With a unique voice and writing style, Jeffrey Kosh weaves a fascinating story in Feeding the Urge. Feeding the Urge is a thought provoking novel that leaves the reader pondering what is truly good and what is absolute evil. This is an Indy author to watch.
"One To Watch." - Franklin E. Wales (Author of Deadheads: Evolution)
Kosh has the chops to be a player in the world of the written word. Florida Glades, Indian spiritualism, and enough darkness to bring it way up on the creep factor combined with some damn fine suspense, make this debut's author "One to watch!"
Heaven Liegh Eldeen - Author of 'The Demon Side'
From the Author
I often compare the creation of 'Feeding the Urge' to that of the Frankenstein's monster - the literary one, not that from the movies.
It began with a dream, an idea on creating something new, something different from mainstay Horror literature, something which simply was not there.
The dream became an obsession, and like that infamous 18th century scientist, I began delving into forbidden knowledge and maddening stuff. Sometimes, even allowed me a grisly laugh, while researching on morgues, causes of death, and instruments of pain.

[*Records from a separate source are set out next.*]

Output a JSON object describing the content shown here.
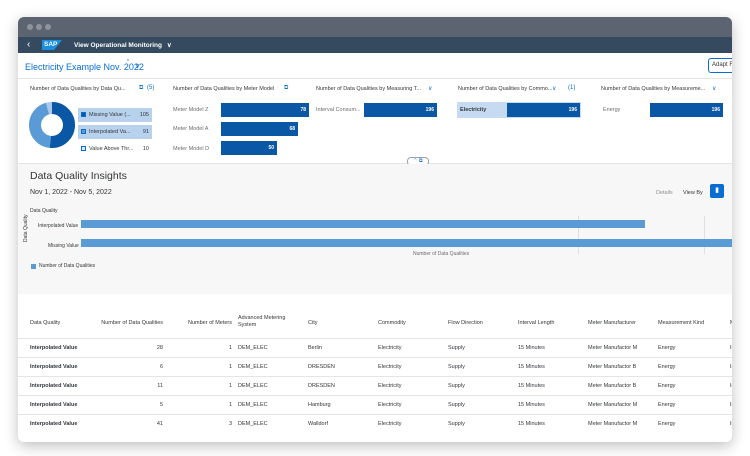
{
  "shell": {
    "back_icon": "back-icon",
    "logo": "SAP",
    "title": "View Operational Monitoring",
    "title_chevron": "∨"
  },
  "header": {
    "variant_name": "Electricity Example Nov. 2022",
    "variant_modified_mark": "*",
    "variant_chevron": "∨",
    "adapt_button": "Adapt F"
  },
  "filter_cards": {
    "data_quality": {
      "title": "Number of Data Qualities by Data Qu...",
      "selected_count": "(5)",
      "items": [
        {
          "label": "Missing Value (...",
          "value": "105"
        },
        {
          "label": "Interpolated Va...",
          "value": "91"
        },
        {
          "label": "Value Above Thr...",
          "value": "10"
        }
      ]
    },
    "meter_model": {
      "title": "Number of Data Qualities by Meter Model",
      "rows": [
        {
          "label": "Meter Model Z",
          "value": 78
        },
        {
          "label": "Meter Model A",
          "value": 68
        },
        {
          "label": "Meter Model D",
          "value": 50
        }
      ]
    },
    "measuring": {
      "title": "Number of Data Qualities by Measuring T...",
      "chevron": "∨",
      "rows": [
        {
          "label": "Interval Consum...",
          "value": 196
        }
      ]
    },
    "commodity": {
      "title": "Number of Data Qualities by Commo...",
      "chevron": "∨",
      "selected_count": "(1)",
      "rows": [
        {
          "label": "Electricity",
          "value": 196
        }
      ]
    },
    "measurement_kind": {
      "title": "Number of Data Qualities by Measureme...",
      "chevron": "∨",
      "rows": [
        {
          "label": "Energy",
          "value": 196
        }
      ]
    }
  },
  "insights": {
    "title": "Data Quality Insights",
    "date_range": "Nov 1, 2022 - Nov 5, 2022",
    "details_label": "Details",
    "view_by_label": "View By",
    "chart_dimension_label": "Data Quality"
  },
  "chart_data": {
    "type": "bar",
    "orientation": "horizontal",
    "title": "",
    "categories": [
      "Interpolated Value",
      "Missing Value"
    ],
    "series": [
      {
        "name": "Number of Data Qualities",
        "values": [
          91,
          105
        ]
      }
    ],
    "xlabel": "Number of Data Qualities",
    "ylabel": "Data Quality",
    "xlim": [
      0,
      105
    ],
    "legend": "bottom-left",
    "color": "#5b9bd5"
  },
  "table": {
    "columns": [
      "Data Quality",
      "Number of Data Qualities",
      "Number of Meters",
      "Advanced Metering System",
      "City",
      "Commodity",
      "Flow Direction",
      "Interval Length",
      "Meter Manufacturer",
      "Measurement Kind",
      "M"
    ],
    "rows": [
      [
        "Interpolated Value",
        "28",
        "1",
        "DEM_ELEC",
        "Berlin",
        "Electricity",
        "Supply",
        "15 Minutes",
        "Meter Manufactor M",
        "Energy",
        "In"
      ],
      [
        "Interpolated Value",
        "6",
        "1",
        "DEM_ELEC",
        "DRESDEN",
        "Electricity",
        "Supply",
        "15 Minutes",
        "Meter Manufactor B",
        "Energy",
        "In"
      ],
      [
        "Interpolated Value",
        "11",
        "1",
        "DEM_ELEC",
        "DRESDEN",
        "Electricity",
        "Supply",
        "15 Minutes",
        "Meter Manufactor B",
        "Energy",
        "In"
      ],
      [
        "Interpolated Value",
        "5",
        "1",
        "DEM_ELEC",
        "Hamburg",
        "Electricity",
        "Supply",
        "15 Minutes",
        "Meter Manufactor M",
        "Energy",
        "In"
      ],
      [
        "Interpolated Value",
        "41",
        "3",
        "DEM_ELEC",
        "Walldorf",
        "Electricity",
        "Supply",
        "15 Minutes",
        "Meter Manufactor M",
        "Energy",
        "In"
      ]
    ]
  },
  "colors": {
    "shell": "#354a5f",
    "accent": "#0a6ed1",
    "bar_dark": "#0a57a6",
    "bar_light": "#5b9bd5"
  }
}
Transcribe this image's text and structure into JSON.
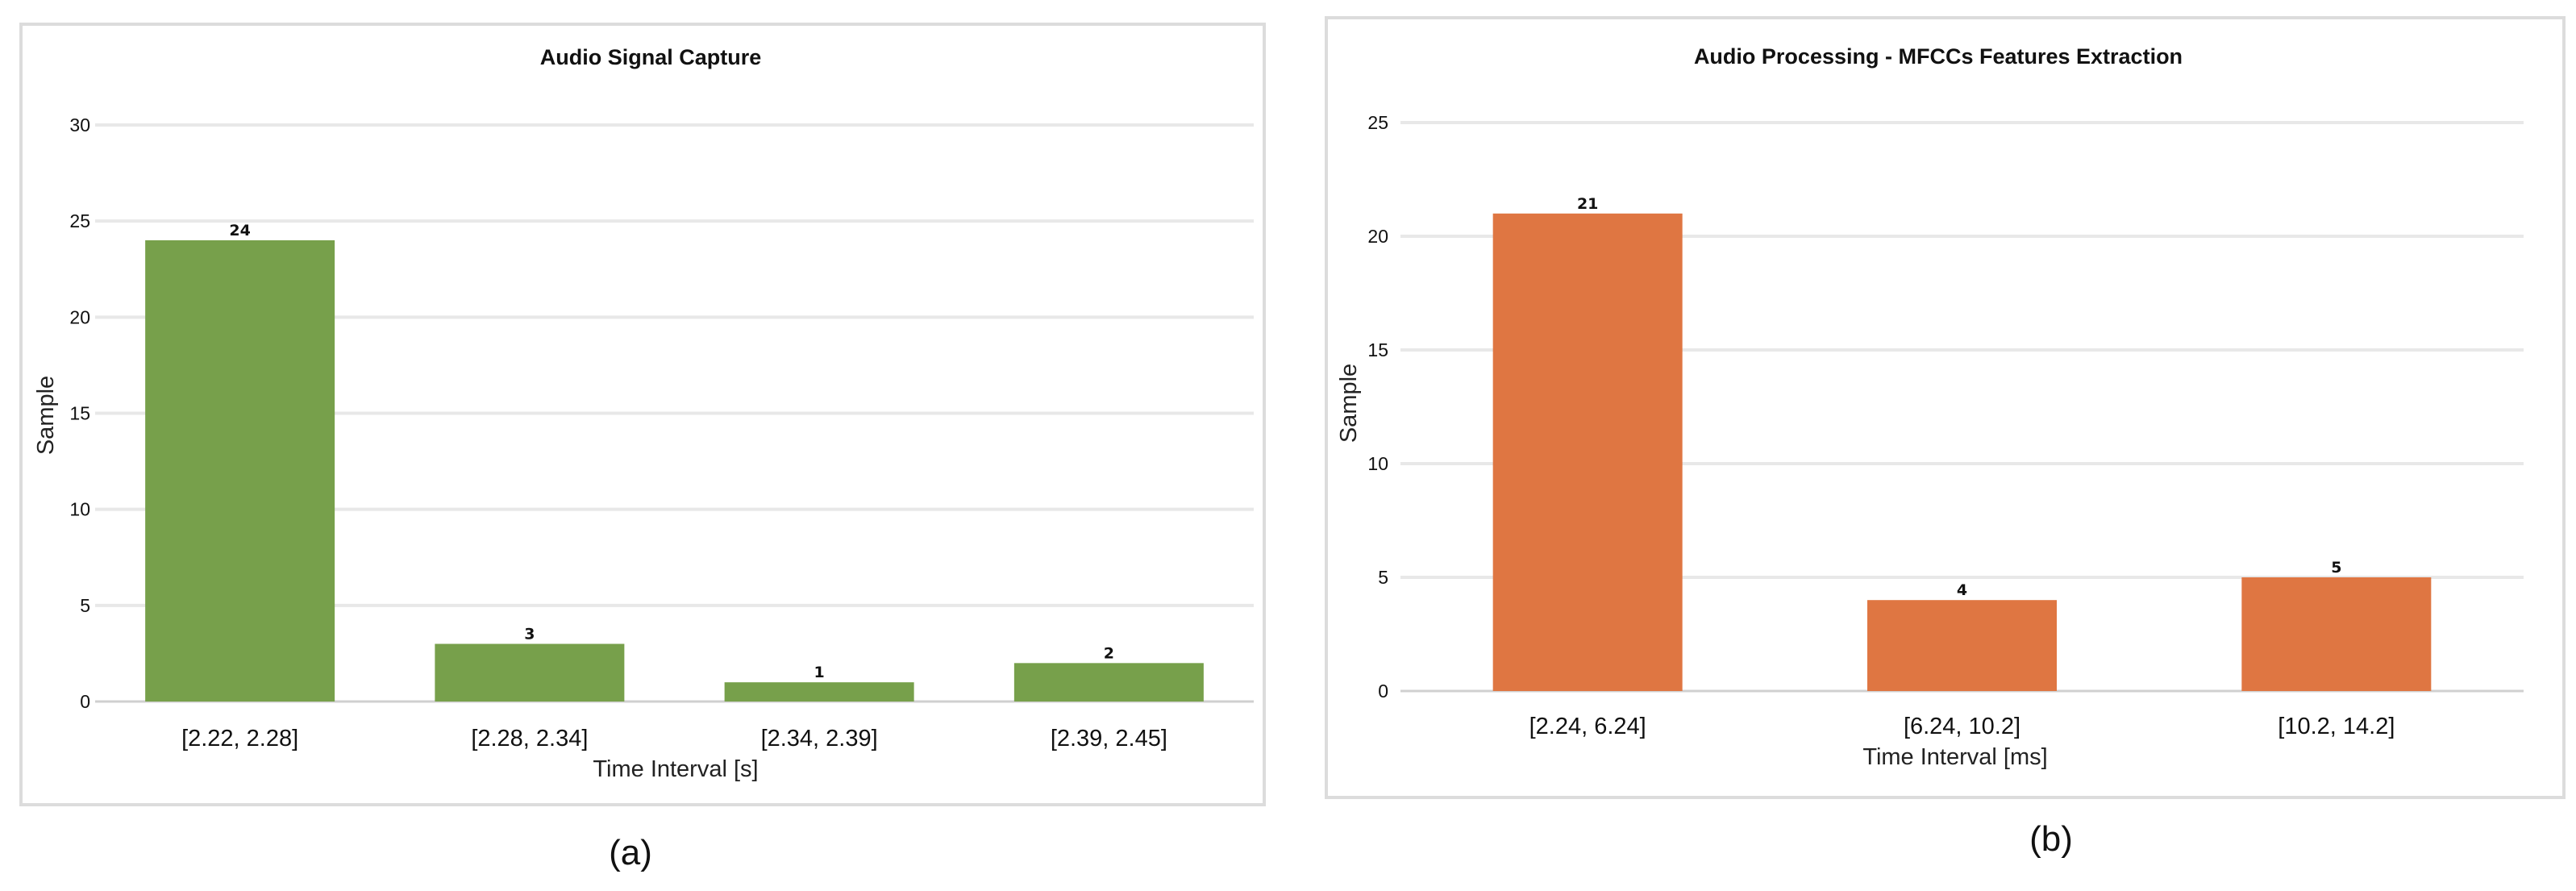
{
  "chart_data": [
    {
      "type": "bar",
      "title": "Audio Signal Capture",
      "xlabel": "Time Interval [s]",
      "ylabel": "Sample",
      "categories": [
        "[2.22, 2.28]",
        "[2.28, 2.34]",
        "[2.34, 2.39]",
        "[2.39, 2.45]"
      ],
      "values": [
        24,
        3,
        1,
        2
      ],
      "data_labels": [
        "24",
        "3",
        "1",
        "2"
      ],
      "ylim": [
        0,
        30
      ],
      "yticks": [
        "0",
        "5",
        "10",
        "15",
        "20",
        "25",
        "30"
      ],
      "grid": true,
      "color": "#77A04B",
      "caption": "(a)"
    },
    {
      "type": "bar",
      "title": "Audio Processing - MFCCs Features Extraction",
      "xlabel": "Time Interval [ms]",
      "ylabel": "Sample",
      "categories": [
        "[2.24, 6.24]",
        "[6.24, 10.2]",
        "[10.2, 14.2]"
      ],
      "values": [
        21,
        4,
        5
      ],
      "data_labels": [
        "21",
        "4",
        "5"
      ],
      "ylim": [
        0,
        25
      ],
      "yticks": [
        "0",
        "5",
        "10",
        "15",
        "20",
        "25"
      ],
      "grid": true,
      "color": "#DF7642",
      "caption": "(b)"
    }
  ]
}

Like Victor, I ventured into forlorn graveyards of human knowledge, unearthing the bodies of those who preceded me, studying their anatomy and complexities.
Next, came the meat and bones of the story. I spent whole nights penning down my manuscript, assembling and dissecting it again, always looking for perfection, yet achieving none.
Once, it appeared too different from what I had in mind; a wretched creature which disgusted me. At another time, it distanced so much from whom I intended the thing to be.
I could not allow.
So, I suppressed the thing with a pillow, and created a new head for it.
This head was Nemesis.
Since I do not want to spoil my novel for you, I'm not going to reveal who - or what - this Nemesis is.
Feeding the Urge received its first spark of life on the night of January 1st 2012.
Mary Shelley published her 'Modern Prometheus' in January the 1st 1818.
I was excited, because I'm in love with her masterpiece.
Unlike its literary analogue it began to talk immediately and is even able to enjoy a good conversation.
Yet, beware, because inside that large skull lays still an abnormal brain.